More Intense Rains, Development Worsen Houston Floods
Floods are getting worse and more expensive in Houston, the nation’s fourth-largest city, where entire neighborhoods are often overwhelmed shortly after a heavy rainstorm.
Since 1998, the Federal Emergency Management Agency has paid more than $3 billion in today’s dollars in Houston flood losses. The latest calamity occurred April 18, when floodwaters killed eight people and caused tens of millions of dollars in damage. Some of the victims had been flooded before.
With clay soil and tabletop-flat terrain, Houston has endured flooding for generations.

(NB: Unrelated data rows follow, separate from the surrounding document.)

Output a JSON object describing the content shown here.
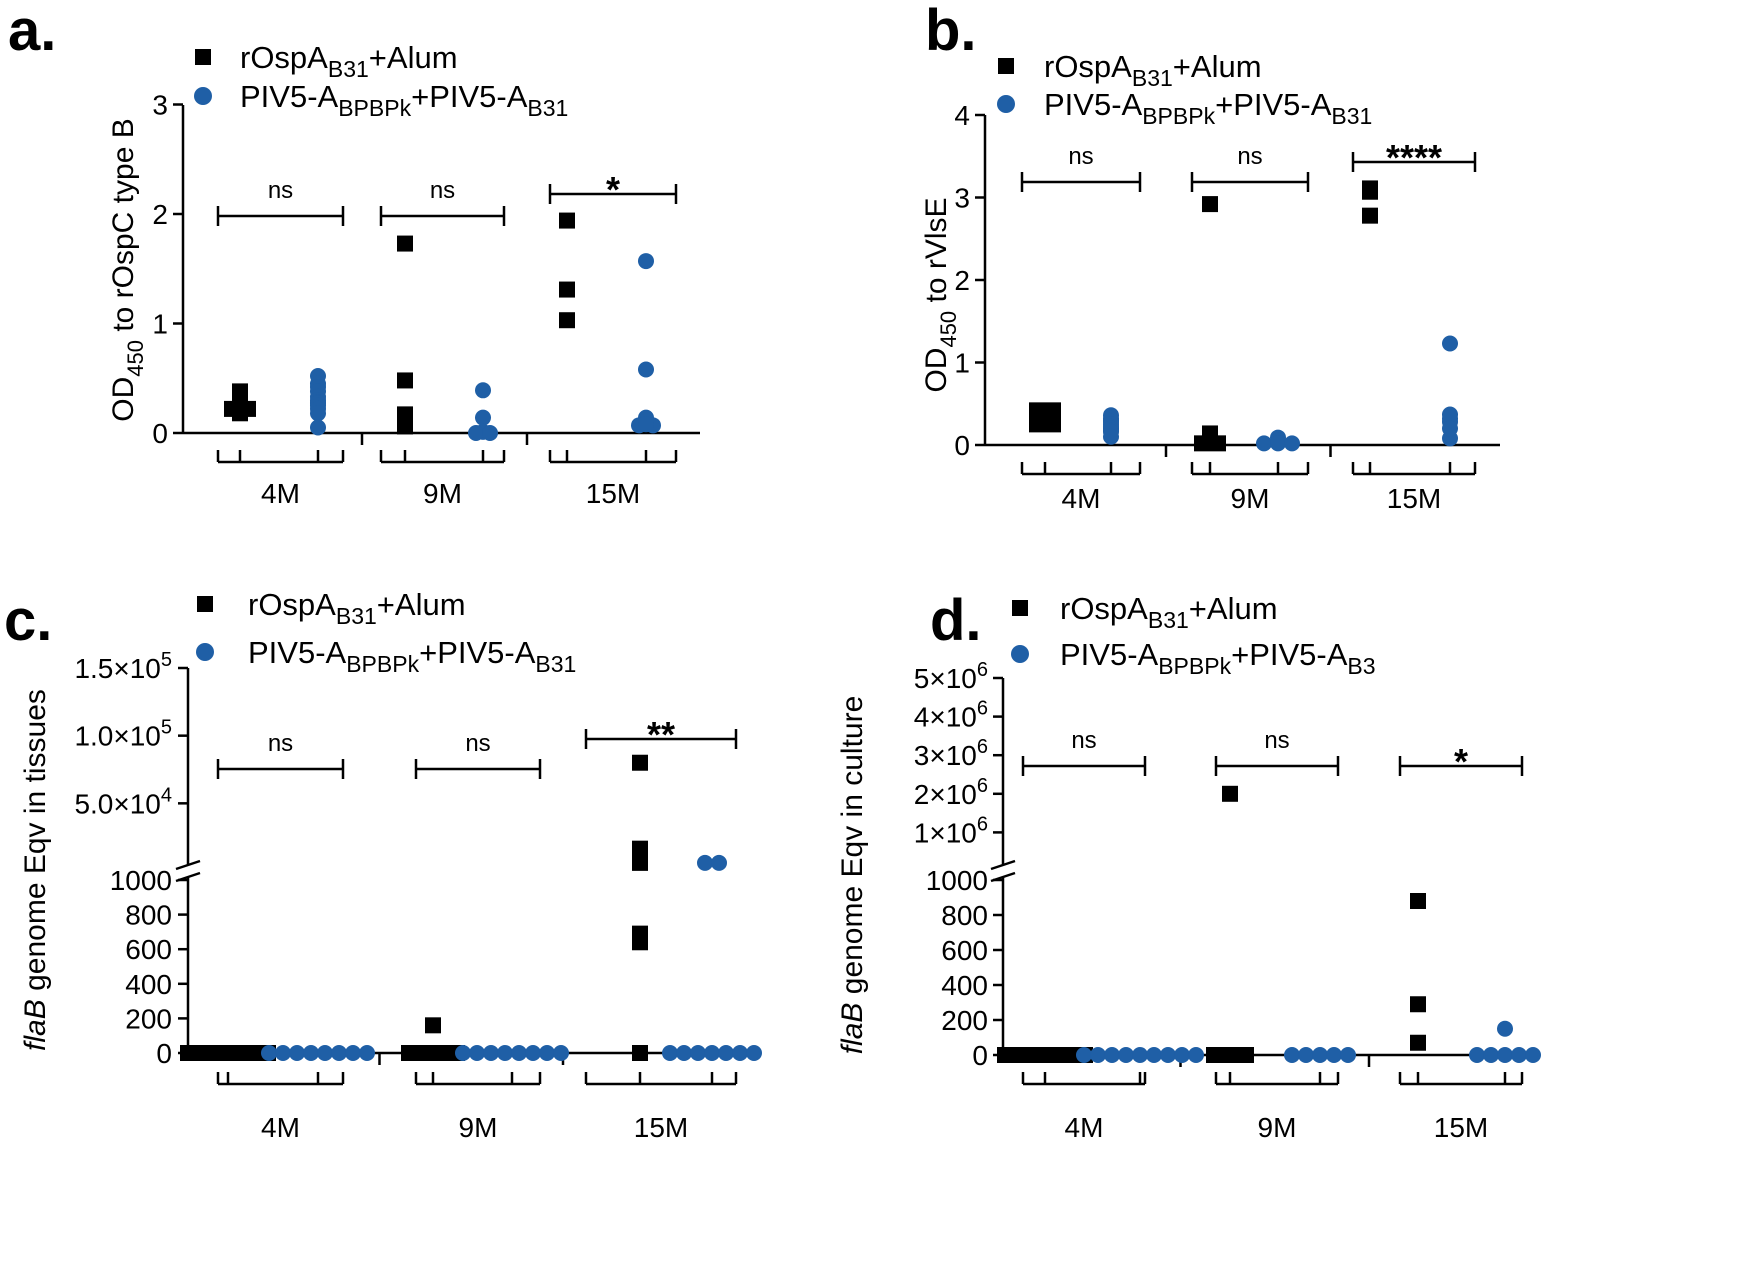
{
  "colors": {
    "rospa": "#000000",
    "piv5": "#1f5fa6"
  },
  "chart_data": [
    {
      "panel": "a.",
      "type": "scatter",
      "ylabel": "OD450 to rOspC type B",
      "ylabel_parts": {
        "pre": "OD",
        "sub": "450",
        "post": " to rOspC type B"
      },
      "ylim": [
        0,
        3
      ],
      "yticks": [
        0,
        1,
        2,
        3
      ],
      "ytick_labels": [
        "0",
        "1",
        "2",
        "3"
      ],
      "legend": {
        "position": "top-left",
        "entries": [
          {
            "series": "rOspA+Alum",
            "pre": "rOspA",
            "sub": "B31",
            "post": "+Alum",
            "sub2": "",
            "marker": "square"
          },
          {
            "series": "PIV5",
            "pre": "PIV5-A",
            "sub": "BPBPk",
            "post": "+PIV5-A",
            "sub2": "B31",
            "marker": "circle"
          }
        ]
      },
      "groups": [
        {
          "label": "4M",
          "sig": "ns",
          "rospa": [
            0.3,
            0.32,
            0.18,
            0.22,
            0.24,
            0.38,
            0.22
          ],
          "piv5": [
            0.52,
            0.45,
            0.42,
            0.38,
            0.33,
            0.3,
            0.28,
            0.27,
            0.25,
            0.22,
            0.18,
            0.05
          ]
        },
        {
          "label": "9M",
          "sig": "ns",
          "rospa": [
            0.06,
            1.73,
            0.48,
            0.17
          ],
          "piv5": [
            0.39,
            0.14,
            0.01,
            0.0,
            0.0
          ]
        },
        {
          "label": "15M",
          "sig": "*",
          "rospa": [
            1.94,
            1.31,
            1.03
          ],
          "piv5": [
            1.57,
            0.58,
            0.14,
            0.07,
            0.07,
            0.08
          ]
        }
      ]
    },
    {
      "panel": "b.",
      "type": "scatter",
      "ylabel": "OD450 to rVlsE",
      "ylabel_parts": {
        "pre": "OD",
        "sub": "450",
        "post": " to rVlsE"
      },
      "ylim": [
        0,
        4
      ],
      "yticks": [
        0,
        1,
        2,
        3,
        4
      ],
      "ytick_labels": [
        "0",
        "1",
        "2",
        "3",
        "4"
      ],
      "legend": {
        "position": "top-left",
        "entries": [
          {
            "series": "rOspA+Alum",
            "pre": "rOspA",
            "sub": "B31",
            "post": "+Alum",
            "sub2": "",
            "marker": "square"
          },
          {
            "series": "PIV5",
            "pre": "PIV5-A",
            "sub": "BPBPk",
            "post": "+PIV5-A",
            "sub2": "B31",
            "marker": "circle"
          }
        ]
      },
      "groups": [
        {
          "label": "4M",
          "sig": "ns",
          "rospa": [
            0.42,
            0.25,
            0.37,
            0.42,
            0.25
          ],
          "piv5": [
            0.36,
            0.32,
            0.3,
            0.28,
            0.25,
            0.22,
            0.2,
            0.18,
            0.16,
            0.1
          ]
        },
        {
          "label": "9M",
          "sig": "ns",
          "rospa": [
            0.02,
            2.92,
            0.14,
            0.02
          ],
          "piv5": [
            0.09,
            0.05,
            0.02,
            0.02,
            0.02
          ]
        },
        {
          "label": "15M",
          "sig": "****",
          "rospa": [
            3.11,
            2.78,
            3.07
          ],
          "piv5": [
            1.23,
            0.32,
            0.28,
            0.37,
            0.08,
            0.2
          ]
        }
      ]
    },
    {
      "panel": "c.",
      "type": "scatter",
      "ylabel": "flaB genome Eqv in tissues",
      "ylabel_parts": {
        "pre": "flaB",
        "sub": "",
        "post": " genome Eqv in tissues"
      },
      "yaxis_segmented": true,
      "ylim_lower": [
        0,
        1000
      ],
      "ylim_upper": [
        0,
        150000
      ],
      "yticks": [
        0,
        200,
        400,
        600,
        800,
        1000,
        50000,
        100000,
        150000
      ],
      "ytick_labels": [
        "0",
        "200",
        "400",
        "600",
        "800",
        "1000",
        "5.0×10^4",
        "1.0×10^5",
        "1.5×10^5"
      ],
      "legend": {
        "position": "top-left",
        "entries": [
          {
            "series": "rOspA+Alum",
            "pre": "rOspA",
            "sub": "B31",
            "post": "+Alum",
            "sub2": "",
            "marker": "square"
          },
          {
            "series": "PIV5",
            "pre": "PIV5-A",
            "sub": "BPBPk",
            "post": "+PIV5-A",
            "sub2": "B31",
            "marker": "circle"
          }
        ]
      },
      "groups": [
        {
          "label": "4M",
          "sig": "ns",
          "rospa": [
            0,
            0,
            0,
            0,
            0,
            0
          ],
          "piv5": [
            0,
            0,
            0,
            0,
            0,
            0,
            0,
            0
          ]
        },
        {
          "label": "9M",
          "sig": "ns",
          "rospa": [
            160,
            0,
            0,
            0,
            0
          ],
          "piv5": [
            0,
            0,
            0,
            0,
            0,
            0,
            0,
            0
          ]
        },
        {
          "label": "15M",
          "sig": "**",
          "rospa": [
            80000,
            16500,
            6000,
            690,
            640,
            0
          ],
          "piv5": [
            6000,
            6000,
            0,
            0,
            0,
            0,
            0,
            0,
            0
          ]
        }
      ]
    },
    {
      "panel": "d.",
      "type": "scatter",
      "ylabel": "flaB genome Eqv in culture",
      "ylabel_parts": {
        "pre": "flaB",
        "sub": "",
        "post": " genome Eqv in culture"
      },
      "yaxis_segmented": true,
      "ylim_lower": [
        0,
        1000
      ],
      "ylim_upper": [
        0,
        5000000
      ],
      "yticks": [
        0,
        200,
        400,
        600,
        800,
        1000,
        1000000,
        2000000,
        3000000,
        4000000,
        5000000
      ],
      "ytick_labels": [
        "0",
        "200",
        "400",
        "600",
        "800",
        "1000",
        "1×10^6",
        "2×10^6",
        "3×10^6",
        "4×10^6",
        "5×10^6"
      ],
      "legend": {
        "position": "top-left",
        "entries": [
          {
            "series": "rOspA+Alum",
            "pre": "rOspA",
            "sub": "B31",
            "post": "+Alum",
            "sub2": "",
            "marker": "square"
          },
          {
            "series": "PIV5",
            "pre": "PIV5-A",
            "sub": "BPBPk",
            "post": "+PIV5-A",
            "sub2": "B3",
            "marker": "circle"
          }
        ]
      },
      "groups": [
        {
          "label": "4M",
          "sig": "ns",
          "rospa": [
            0,
            0,
            0,
            0,
            0,
            0
          ],
          "piv5": [
            0,
            0,
            0,
            0,
            0,
            0,
            0,
            0,
            0
          ]
        },
        {
          "label": "9M",
          "sig": "ns",
          "rospa": [
            2000000,
            0,
            0,
            0
          ],
          "piv5": [
            0,
            0,
            0,
            0,
            0
          ]
        },
        {
          "label": "15M",
          "sig": "*",
          "rospa": [
            880,
            290,
            70
          ],
          "piv5": [
            150,
            0,
            0,
            0,
            0,
            0
          ]
        }
      ]
    }
  ]
}
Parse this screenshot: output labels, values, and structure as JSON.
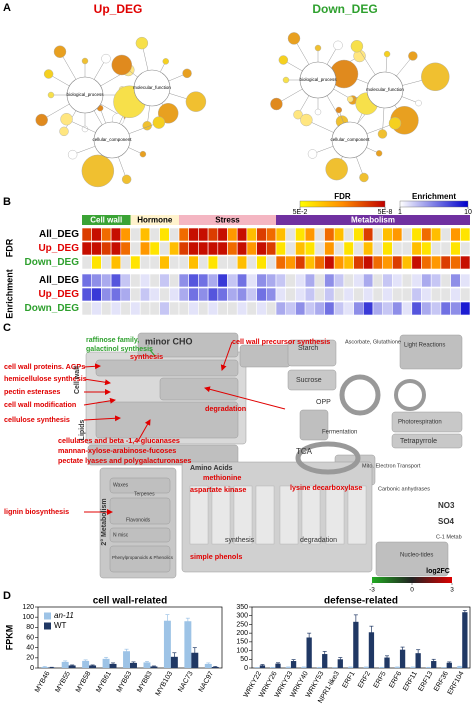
{
  "panel_a": {
    "letter": "A",
    "up_title": "Up_DEG",
    "down_title": "Down_DEG",
    "up_hubs": [
      "biological_process",
      "molecular_function",
      "cellular_component"
    ],
    "down_hubs": [
      "biological_process",
      "molecular_function",
      "cellular_component"
    ]
  },
  "panel_b": {
    "letter": "B",
    "groups": [
      {
        "name": "Cell wall",
        "columns": 5,
        "color": "#3aa335",
        "text_color": "#ffffff"
      },
      {
        "name": "Hormone",
        "columns": 5,
        "color": "#fff2cc",
        "text_color": "#000000"
      },
      {
        "name": "Stress",
        "columns": 10,
        "color": "#f4b6c2",
        "text_color": "#000000"
      },
      {
        "name": "Metabolism",
        "columns": 20,
        "color": "#7030a0",
        "text_color": "#ffffff"
      }
    ],
    "fdr": {
      "title": "FDR",
      "colors": [
        "#ffff00",
        "#ff8c00",
        "#c00000"
      ],
      "ticks": [
        {
          "value": 1.3,
          "label": "5E-2"
        },
        {
          "value": 7.3,
          "label": "5E-8"
        }
      ],
      "rows": [
        {
          "name": "All_DEG",
          "color": "#000000",
          "values": [
            6,
            7,
            5,
            7,
            4,
            0,
            3,
            0,
            2,
            0,
            5,
            7,
            7,
            6,
            7,
            4,
            7,
            3,
            6,
            5,
            3,
            0,
            2,
            4,
            0,
            5,
            3,
            0,
            2,
            6,
            0,
            3,
            4,
            0,
            2,
            5,
            3,
            0,
            4,
            2
          ]
        },
        {
          "name": "Up_DEG",
          "color": "#e00000",
          "values": [
            7,
            7,
            6,
            7,
            5,
            0,
            4,
            2,
            0,
            3,
            6,
            7,
            7,
            7,
            7,
            5,
            7,
            4,
            7,
            6,
            2,
            0,
            3,
            2,
            0,
            4,
            0,
            2,
            0,
            3,
            0,
            2,
            0,
            0,
            3,
            2,
            0,
            0,
            2,
            0
          ]
        },
        {
          "name": "Down_DEG",
          "color": "#2ea02e",
          "values": [
            0,
            2,
            0,
            3,
            0,
            2,
            0,
            0,
            3,
            0,
            0,
            3,
            0,
            2,
            0,
            0,
            3,
            0,
            2,
            0,
            5,
            4,
            6,
            3,
            5,
            7,
            4,
            3,
            6,
            7,
            5,
            4,
            6,
            3,
            7,
            5,
            4,
            6,
            5,
            7
          ]
        }
      ]
    },
    "enrichment": {
      "title": "Enrichment",
      "colors": [
        "#ffffff",
        "#0000cc"
      ],
      "ticks": [
        1,
        10
      ],
      "rows": [
        {
          "name": "All_DEG",
          "color": "#000000",
          "values": [
            6,
            5,
            4,
            7,
            3,
            0,
            2,
            0,
            3,
            0,
            5,
            7,
            6,
            4,
            8,
            3,
            6,
            2,
            5,
            4,
            3,
            0,
            2,
            4,
            0,
            5,
            3,
            0,
            2,
            4,
            0,
            3,
            2,
            0,
            2,
            4,
            3,
            0,
            5,
            2
          ]
        },
        {
          "name": "Up_DEG",
          "color": "#e00000",
          "values": [
            7,
            8,
            5,
            6,
            4,
            0,
            3,
            2,
            0,
            2,
            4,
            6,
            5,
            7,
            6,
            4,
            5,
            3,
            6,
            5,
            2,
            0,
            2,
            3,
            0,
            3,
            0,
            2,
            0,
            2,
            0,
            2,
            0,
            0,
            3,
            2,
            0,
            0,
            2,
            0
          ]
        },
        {
          "name": "Down_DEG",
          "color": "#2ea02e",
          "values": [
            0,
            2,
            0,
            2,
            0,
            2,
            0,
            0,
            3,
            0,
            0,
            2,
            0,
            2,
            0,
            0,
            2,
            0,
            2,
            0,
            4,
            3,
            5,
            3,
            4,
            6,
            3,
            2,
            5,
            8,
            4,
            3,
            5,
            2,
            7,
            4,
            3,
            6,
            5,
            9
          ]
        }
      ]
    }
  },
  "panel_c": {
    "letter": "C",
    "green_labels": [
      "raffinose family,",
      "galactinol synthesis"
    ],
    "red_labels": [
      "cell wall proteins. AGPs",
      "hemicellulose synthesis",
      "pectin esterases",
      "cell wall modification",
      "cellulose synthesis",
      "cell wall precursor synthesis",
      "synthesis",
      "degradation",
      "cellulases and beta -1,4-glucanases",
      "mannan-xylose-arabinose-fucoses",
      "pectate lyases and polygalacturonases",
      "methionine",
      "aspartate kinase",
      "lysine decarboxylase",
      "lignin biosynthesis",
      "simple phenols"
    ],
    "grey_labels": [
      "minor CHO",
      "Starch",
      "Sucrose",
      "OPP",
      "Ascorbate, Glutathione",
      "Light Reactions",
      "Photorespiration",
      "Tetrapyrrole",
      "Fermentation",
      "Mito. Electron Transport",
      "TCA",
      "Carbonic anhydrases",
      "NO3",
      "SO4",
      "C-1 Metab",
      "Amino Acids",
      "2° Metabolism",
      "Waxes",
      "Terpenes",
      "Flavonoids",
      "N misc",
      "Phenylpropanoids & Phenolics",
      "synthesis",
      "degradation",
      "Nucleo-tides",
      "Cell wall",
      "Lipids"
    ],
    "legend_title": "log2FC",
    "legend_colors": [
      "#22aa22",
      "#222222",
      "#dd0000"
    ],
    "legend_ticks": [
      -3,
      0,
      3
    ]
  },
  "panel_d": {
    "letter": "D"
  },
  "chart_data": [
    {
      "type": "bar",
      "title": "cell wall-related",
      "ylabel": "FPKM",
      "legend": "upper left",
      "categories": [
        "MYB46",
        "MYB55",
        "MYB58",
        "MYB61",
        "MYB63",
        "MYB83",
        "MYB103",
        "NAC73",
        "NAC97"
      ],
      "series": [
        {
          "name": "an-11",
          "color": "#9dc3e6",
          "values": [
            2,
            12,
            14,
            18,
            33,
            11,
            93,
            92,
            8
          ],
          "errors": [
            1,
            2,
            2,
            3,
            4,
            2,
            12,
            6,
            2
          ]
        },
        {
          "name": "WT",
          "color": "#203864",
          "values": [
            1,
            5,
            5,
            8,
            10,
            3,
            22,
            30,
            2
          ],
          "errors": [
            0.5,
            1,
            1,
            2,
            2,
            1,
            8,
            10,
            1
          ]
        }
      ],
      "ylim": [
        0,
        120
      ],
      "yticks": [
        0,
        20,
        40,
        60,
        80,
        100,
        120
      ]
    },
    {
      "type": "bar",
      "title": "defense-related",
      "categories": [
        "WRKY22",
        "WRKY26",
        "WRKY33",
        "WRKY40",
        "WRKY53",
        "NPR1-like3",
        "ERF1",
        "ERF2",
        "ERF5",
        "ERF6",
        "ERF11",
        "ERF13",
        "ERF36",
        "ERF104"
      ],
      "series": [
        {
          "color": "#9dc3e6",
          "values": [
            2,
            3,
            5,
            5,
            3,
            2,
            5,
            5,
            3,
            5,
            5,
            3,
            2,
            8
          ],
          "errors": [
            1,
            1,
            1,
            1,
            1,
            1,
            1,
            1,
            1,
            1,
            1,
            1,
            1,
            2
          ]
        },
        {
          "color": "#203864",
          "values": [
            15,
            25,
            40,
            175,
            80,
            50,
            265,
            205,
            60,
            105,
            85,
            40,
            30,
            320
          ],
          "errors": [
            5,
            5,
            8,
            25,
            15,
            10,
            40,
            35,
            10,
            15,
            20,
            10,
            5,
            10
          ]
        }
      ],
      "ylim": [
        0,
        350
      ],
      "yticks": [
        0,
        50,
        100,
        150,
        200,
        250,
        300,
        350
      ]
    }
  ]
}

Climatologists say extreme downpours have doubled in frequency over the past three decades in part because of global warming. Intense downpours – the type that measure at least 10 inches – have doubled in frequency over the past three decades, and scientists say man-made global warming is a factor. Since 1985, rising average temperatures have packed 7 percent more moisture into the atmosphere above Houston, and waters in the Gulf of Mexico have warmed up.
The other main culprit is unrestrained development in the only major U.S. city without zoning rules. Metro Houston has added more than a million people since 1992, while the amount of water-absorbing wetlands per capita has been cut in half. Paved surfaces in Harris County, which includes Houston, increased by well over 25 percent in that period. Houston is the only major U.S. city without zoning, and critics say flood-prevention systems are inadequate because of local leaders’ cozy relations with developers. That combination means more pavement and deeper floodwaters.
An Associated Press Analysis of Federal Data Found:
- If Harris County were a state, it would rank in the top five or six in every category of repeat federal flood losses.
- While repeat federal flood relief payouts average about $3,000 per square mile nationally, they are nearly $500,000 per square mile in metro Houston.
- Six of Texas’ eight federally declared disasters since December 2013 included floods.
- Since the late 1970s, FEMA has made more flood-damage payments in Harris County than in any place outside New Orleans and two other Louisiana parishes also ravaged by Hurricane Katrina.
Mayor Turner has named a “flood czar,” but no initiatives have yet been announced.
Many experts prescribe voluntary buyouts of chronically flooded Houston homeowners – entire city blocks worth – for conversion into water-absorbing open spaces. Other homeowners will seek grants to elevate rebuilt homes above the flood plain.
Flood plain maps that determine eligibility for subsidized federal flood insurance will need to be redrawn – again.
A 2013 presidential directive told FEMA to start using computer modeling to update the maps, but that hasn’t yet become policy.